Changes to the D.C. Freedom of Information Act (FOIA) to narrow records available and make them harder to get are on the D.C. Council agenda May 14, slipped by the chairman into a budget bill. Fortunately, the proposals—never discussed with stakeholders or aired in a hearing—face a major backlash from other Council members and the community. Good background is available from Martin Austermuhle at WAMU, Peter Jamison at Washington Post and in a letter by the ACLU of D.C. to the D.C. Council. (See link below.) The D.C. Open Government Coalition letter went to the Council Friday (10) as well. Linked below also.

Meanwhile,  it’s always good to take note of how access to public records is helpful to the public and the press. Here are examples in recent weeks:

  • The D.C. child welfare agency overworks staff to an extent possibly dangerous to vulnerable children and manipulates data to hide performance problems, according to an 8,000-word deep dive by City Paper’s Morgan Baskin, based in part on agency records obtained through FOIA.
  • Not a further word in the Post about the police video of Council Member Trayon White Sr. (D-Ward 8) in an MPD traffic stop, released after their own lawsuit (discussed in our blog here). But Mitch Ryals, Loose Lips columnist in the City Paper, was on it, filing his own FOIA request and reporting on the D.C. payment of $15,000 of the Post’s legal fees. (With no detailed reporting yet of its contents, maybe the video proved unremarkable, and if so, again casting doubt on the fierce D.C. MPD fight to keep it secret.)   
  • D.C. Council member Jack Evans (D-Ward 2) was recently disciplined by Council vote and stripped of some committee responsibilities, the biggest blow to his political standing in many years. The action came in response to news the veteran council member repeatedly used his government staff and email to solicit business from law firms that lobby the city, offering his influence and connections to help their clients.  Steve Thompson’s Post story was based on emails obtained by FOIA that had been sent on government accounts.    
  • DC Line columnist Jonetta Rose Barras headlined a recent piece “are charter school leaders ignoring D.C. laws?” and said she was “enraged” to learn a law directing all schools to address youth suicide prevention may have been downplayed by charter leaders dismissive of Council interference with their autonomy.
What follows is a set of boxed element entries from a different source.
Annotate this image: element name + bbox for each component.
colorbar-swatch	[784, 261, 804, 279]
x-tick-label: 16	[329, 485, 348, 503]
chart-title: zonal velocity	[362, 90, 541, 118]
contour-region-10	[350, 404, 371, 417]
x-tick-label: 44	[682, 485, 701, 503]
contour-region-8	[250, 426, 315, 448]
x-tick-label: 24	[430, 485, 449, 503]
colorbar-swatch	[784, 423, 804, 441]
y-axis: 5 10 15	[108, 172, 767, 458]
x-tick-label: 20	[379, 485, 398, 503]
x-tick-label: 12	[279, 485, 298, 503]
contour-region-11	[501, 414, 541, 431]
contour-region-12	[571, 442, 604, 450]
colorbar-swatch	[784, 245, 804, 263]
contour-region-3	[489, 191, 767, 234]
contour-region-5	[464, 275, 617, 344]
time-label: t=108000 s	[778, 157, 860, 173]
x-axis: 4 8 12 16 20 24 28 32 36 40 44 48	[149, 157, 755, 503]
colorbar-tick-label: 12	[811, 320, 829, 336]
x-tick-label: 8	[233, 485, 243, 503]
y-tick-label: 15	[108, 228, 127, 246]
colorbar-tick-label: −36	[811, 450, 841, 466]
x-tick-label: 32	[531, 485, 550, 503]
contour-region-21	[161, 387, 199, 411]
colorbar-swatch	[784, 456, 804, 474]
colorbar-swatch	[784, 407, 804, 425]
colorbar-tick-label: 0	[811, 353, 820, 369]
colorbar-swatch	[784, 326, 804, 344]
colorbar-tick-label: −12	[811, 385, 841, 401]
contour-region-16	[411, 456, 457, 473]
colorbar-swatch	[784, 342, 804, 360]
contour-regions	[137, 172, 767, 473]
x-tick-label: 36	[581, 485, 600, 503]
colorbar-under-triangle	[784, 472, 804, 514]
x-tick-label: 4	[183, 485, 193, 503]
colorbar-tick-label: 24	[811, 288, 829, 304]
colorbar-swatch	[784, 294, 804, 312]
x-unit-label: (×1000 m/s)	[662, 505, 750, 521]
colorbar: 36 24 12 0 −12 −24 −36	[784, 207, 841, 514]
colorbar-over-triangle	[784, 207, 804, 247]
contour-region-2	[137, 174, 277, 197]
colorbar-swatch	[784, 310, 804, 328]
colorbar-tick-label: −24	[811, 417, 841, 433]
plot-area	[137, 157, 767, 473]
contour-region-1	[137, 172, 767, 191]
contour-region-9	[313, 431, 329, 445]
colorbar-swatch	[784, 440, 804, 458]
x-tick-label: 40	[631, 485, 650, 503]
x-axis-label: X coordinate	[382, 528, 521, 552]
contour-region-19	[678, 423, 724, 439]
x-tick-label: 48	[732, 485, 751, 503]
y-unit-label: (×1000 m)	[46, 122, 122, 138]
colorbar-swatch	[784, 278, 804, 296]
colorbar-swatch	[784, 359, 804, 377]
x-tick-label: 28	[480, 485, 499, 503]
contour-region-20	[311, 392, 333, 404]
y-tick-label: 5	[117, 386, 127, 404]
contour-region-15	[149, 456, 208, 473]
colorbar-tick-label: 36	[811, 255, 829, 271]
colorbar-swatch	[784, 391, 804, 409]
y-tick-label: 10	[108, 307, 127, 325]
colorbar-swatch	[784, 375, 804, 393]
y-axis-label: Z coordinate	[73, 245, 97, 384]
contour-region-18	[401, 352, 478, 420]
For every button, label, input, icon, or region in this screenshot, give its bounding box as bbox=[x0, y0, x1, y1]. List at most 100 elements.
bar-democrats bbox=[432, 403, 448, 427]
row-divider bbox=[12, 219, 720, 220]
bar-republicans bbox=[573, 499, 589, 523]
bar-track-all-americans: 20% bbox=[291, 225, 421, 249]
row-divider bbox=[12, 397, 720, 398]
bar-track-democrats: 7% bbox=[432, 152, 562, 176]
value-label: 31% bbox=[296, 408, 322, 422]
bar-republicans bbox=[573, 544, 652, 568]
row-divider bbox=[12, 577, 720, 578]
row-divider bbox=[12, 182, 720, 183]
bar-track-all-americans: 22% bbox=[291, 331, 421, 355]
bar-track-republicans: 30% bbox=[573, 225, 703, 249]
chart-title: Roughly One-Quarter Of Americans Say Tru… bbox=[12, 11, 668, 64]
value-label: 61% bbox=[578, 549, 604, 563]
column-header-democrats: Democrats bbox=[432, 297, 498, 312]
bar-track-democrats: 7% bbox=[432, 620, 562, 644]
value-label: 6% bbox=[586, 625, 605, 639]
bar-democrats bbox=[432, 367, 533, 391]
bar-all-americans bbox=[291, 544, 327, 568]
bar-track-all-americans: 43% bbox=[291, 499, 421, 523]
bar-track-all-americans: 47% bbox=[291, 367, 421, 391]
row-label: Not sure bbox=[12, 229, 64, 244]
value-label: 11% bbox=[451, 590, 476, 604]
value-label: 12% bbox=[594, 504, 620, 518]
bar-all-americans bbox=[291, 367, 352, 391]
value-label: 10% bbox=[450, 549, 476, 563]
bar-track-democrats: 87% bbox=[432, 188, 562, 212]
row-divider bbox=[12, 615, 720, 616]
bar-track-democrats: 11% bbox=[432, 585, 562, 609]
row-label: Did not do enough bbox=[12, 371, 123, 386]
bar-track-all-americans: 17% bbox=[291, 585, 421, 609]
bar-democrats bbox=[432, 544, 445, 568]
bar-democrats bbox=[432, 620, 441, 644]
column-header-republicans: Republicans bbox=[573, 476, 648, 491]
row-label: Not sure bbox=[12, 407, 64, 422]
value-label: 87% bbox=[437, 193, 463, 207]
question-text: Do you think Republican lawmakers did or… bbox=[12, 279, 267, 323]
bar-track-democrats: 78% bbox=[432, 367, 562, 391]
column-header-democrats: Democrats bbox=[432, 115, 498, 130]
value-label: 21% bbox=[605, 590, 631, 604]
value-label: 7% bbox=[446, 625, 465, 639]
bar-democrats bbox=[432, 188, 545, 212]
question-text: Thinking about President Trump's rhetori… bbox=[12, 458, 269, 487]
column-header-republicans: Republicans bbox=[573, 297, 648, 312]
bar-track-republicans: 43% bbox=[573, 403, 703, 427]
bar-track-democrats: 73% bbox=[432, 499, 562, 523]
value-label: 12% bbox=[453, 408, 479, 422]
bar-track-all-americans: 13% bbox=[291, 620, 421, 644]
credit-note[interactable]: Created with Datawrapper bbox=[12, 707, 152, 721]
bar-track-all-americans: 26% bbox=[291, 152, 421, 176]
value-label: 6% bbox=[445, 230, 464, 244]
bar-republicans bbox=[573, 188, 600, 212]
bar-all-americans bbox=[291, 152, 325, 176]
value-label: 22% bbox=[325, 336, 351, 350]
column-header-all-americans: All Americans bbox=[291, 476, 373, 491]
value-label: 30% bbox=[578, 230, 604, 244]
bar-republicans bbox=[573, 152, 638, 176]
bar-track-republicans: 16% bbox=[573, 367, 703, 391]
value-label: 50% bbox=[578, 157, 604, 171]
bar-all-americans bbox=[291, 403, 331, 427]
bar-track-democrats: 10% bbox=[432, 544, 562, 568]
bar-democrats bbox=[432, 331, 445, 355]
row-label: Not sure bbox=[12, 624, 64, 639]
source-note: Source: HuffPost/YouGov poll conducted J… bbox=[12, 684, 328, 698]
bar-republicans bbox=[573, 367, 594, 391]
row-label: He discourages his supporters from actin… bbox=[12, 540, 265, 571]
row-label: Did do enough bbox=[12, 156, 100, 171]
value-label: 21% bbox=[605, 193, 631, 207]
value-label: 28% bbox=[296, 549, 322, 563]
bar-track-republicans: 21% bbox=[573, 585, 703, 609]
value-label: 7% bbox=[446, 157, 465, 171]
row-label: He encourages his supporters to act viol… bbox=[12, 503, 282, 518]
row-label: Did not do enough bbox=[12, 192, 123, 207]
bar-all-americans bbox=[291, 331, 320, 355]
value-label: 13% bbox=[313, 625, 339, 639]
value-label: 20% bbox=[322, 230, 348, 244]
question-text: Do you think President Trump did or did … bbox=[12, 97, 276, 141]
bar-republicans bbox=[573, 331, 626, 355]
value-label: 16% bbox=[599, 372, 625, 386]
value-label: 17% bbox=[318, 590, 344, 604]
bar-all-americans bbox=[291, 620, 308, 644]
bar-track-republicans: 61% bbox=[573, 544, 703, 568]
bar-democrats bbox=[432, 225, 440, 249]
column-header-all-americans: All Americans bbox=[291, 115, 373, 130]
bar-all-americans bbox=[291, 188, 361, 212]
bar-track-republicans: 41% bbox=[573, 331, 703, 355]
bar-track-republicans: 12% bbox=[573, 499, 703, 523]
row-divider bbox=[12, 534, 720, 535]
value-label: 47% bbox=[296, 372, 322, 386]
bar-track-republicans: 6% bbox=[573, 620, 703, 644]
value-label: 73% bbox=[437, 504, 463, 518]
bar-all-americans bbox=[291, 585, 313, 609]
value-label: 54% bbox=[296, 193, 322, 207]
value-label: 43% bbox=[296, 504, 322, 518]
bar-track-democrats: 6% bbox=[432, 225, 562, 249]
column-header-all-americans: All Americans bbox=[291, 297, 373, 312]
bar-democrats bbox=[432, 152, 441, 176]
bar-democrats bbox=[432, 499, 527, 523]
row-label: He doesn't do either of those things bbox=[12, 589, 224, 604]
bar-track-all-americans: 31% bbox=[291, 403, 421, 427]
The family of a student who died by suicide last year while attending SEED Public Charter School read the sad and astonishing words in emails of charter board executive director, Scott Pearson, and FOCUS lobbyist, Michael Musante, obtained by FOIA request to the charter board. Maybe it’s no surprise these are also leaders in the effort to reject pending Council bills that would expand coverage of FOIA to charter schools themselves.
  • Advocates known as Unsuck DC Metro who champion more rider-friendly Metrobus and rail are trying to use the transit system FOIA equivalent to find data from a recent study of what riders think. (It’s not a law like FOIA but an internal board directive called Public Access to Records Policy, or PARP, and available here.) Or they tried to do so, asking WMATA for the results of a customer satisfaction survey last year—and so far with no luck as the agency not only stonewalled at first but after appeal charged $324.17 in fees for blacking out all but one of the pages Unsuck received based on bizarre assertions of exemptions (confidential business data?). Unsuck enlisted super-gadfly group Judicial Watch as counsel and filed suit recently,. Frederick Kunkle’s Post story explains details while also running down the painful record of years of  Metro secrecy. They’re likely to gain ground in their litigation, so we’ll count this a tentative win for access laws.

This list is culled from just a few weeks of local news. The amazing array of examples suggests to the Coalition the value of the law as it stands now and the importance of D.C. Council members taking time to ask “where’s the problem?” What requires the rushed amendments now on the agenda?